L'idée de génie de Dustin Hoffman a été de contacter de véritables artistes anglais ayant joué de nombreux classiques et ayant connu un vaste succès en leur temps. Les pensionnaires de cette superbe maison de repos n'ont d'ailleurs pas à rougir de leurs capacités actuelles, que nous découvrons au cours du film, l'intrigue principale étant la mise en place d'un gala en l'honneur de Verdi le jour de son anniversaire. À leurs côtés, les quatre comédiens principaux, tous impec', incarnent d'anciennes vedettes dont les carrières ont atteint l'apogée lors d'un quartet du Rigoletto de Verdi. Mais alors qu'ils doivent apprendre à vivre ensemble, les obstacles que la vie a mis en travers de leurs chemins - la maladie, la rancoeur, l'ombre écrasante de ce qu'ils étaient - se font plus sentir que jamais et c'est dans ces moments que le film touche un point sensible avec beaucoup de justesse. Vieillir n'est sûrement agréable pour personne, faire le deuil de ce qu'on était et ce qu'on était capable de faire est sûrement difficile, mais la peur de montrer en public que l'on n'est plus celui ou celle qui a été adulé trente ans plus tôt peut ronger et brider ces artistes. Cette peur est parfaitement incarnée par le personnage de Maggie Smith (qui garde ici quelques "Downton habits"), tandis que, pour le personnage de Tom Courtenay, le poids du passé se traduit davantage par une difficulté à gérer ses émotions et ses erreurs.

Mais en aucun cas la vieillesse apparaît comme une punition ou un palier entre la vie et la mort. En nous montrant des personnes actives, talentueuses, passionnées, Dustin Hoffman nous démontre par A+B que l'on peut continuer à vivre et à se dépasser malgré l'âge. Cependant, les dangers ne sont pas minimisés et aucun personnage n'est à l'abri de voir son corps et/ou son esprit perdre en vivacité (la bouleversante Pauline Collins en est la preuve). Le film alterne donc avec aisance des moments très drôles et d'autres très touchants, mais toujours avec cette distance et cette élégance so british.

Le film n'est cependant pas parfait.
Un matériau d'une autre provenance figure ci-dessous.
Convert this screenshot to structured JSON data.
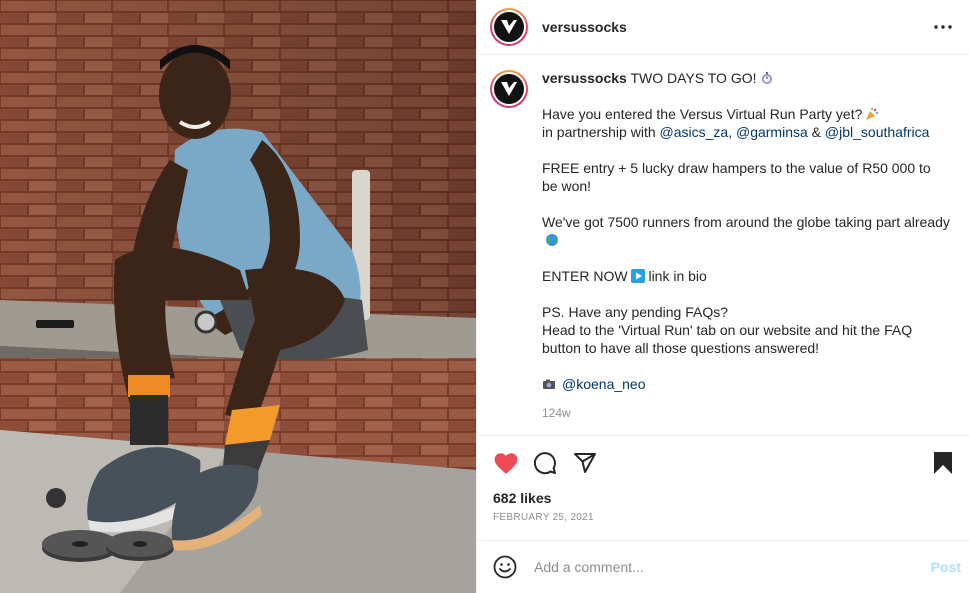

Déjà par le choix des têtes d'affiche, que l'on présente comme de grandes stars d'opéra mais dont le numéro final, ce vers quoi tout le film converge pendant une heure et demi, est éludé de manière peu habile. Mais la joie de vivre des pensionnaires, les regards perdus de Maggie Smith et la beauté de certaines scènes (comme cette conférence donnée par un personnage à des adolescents qui finit en affrontement pacifique opéra / rap) font de cette première réalisation une jolie réussite.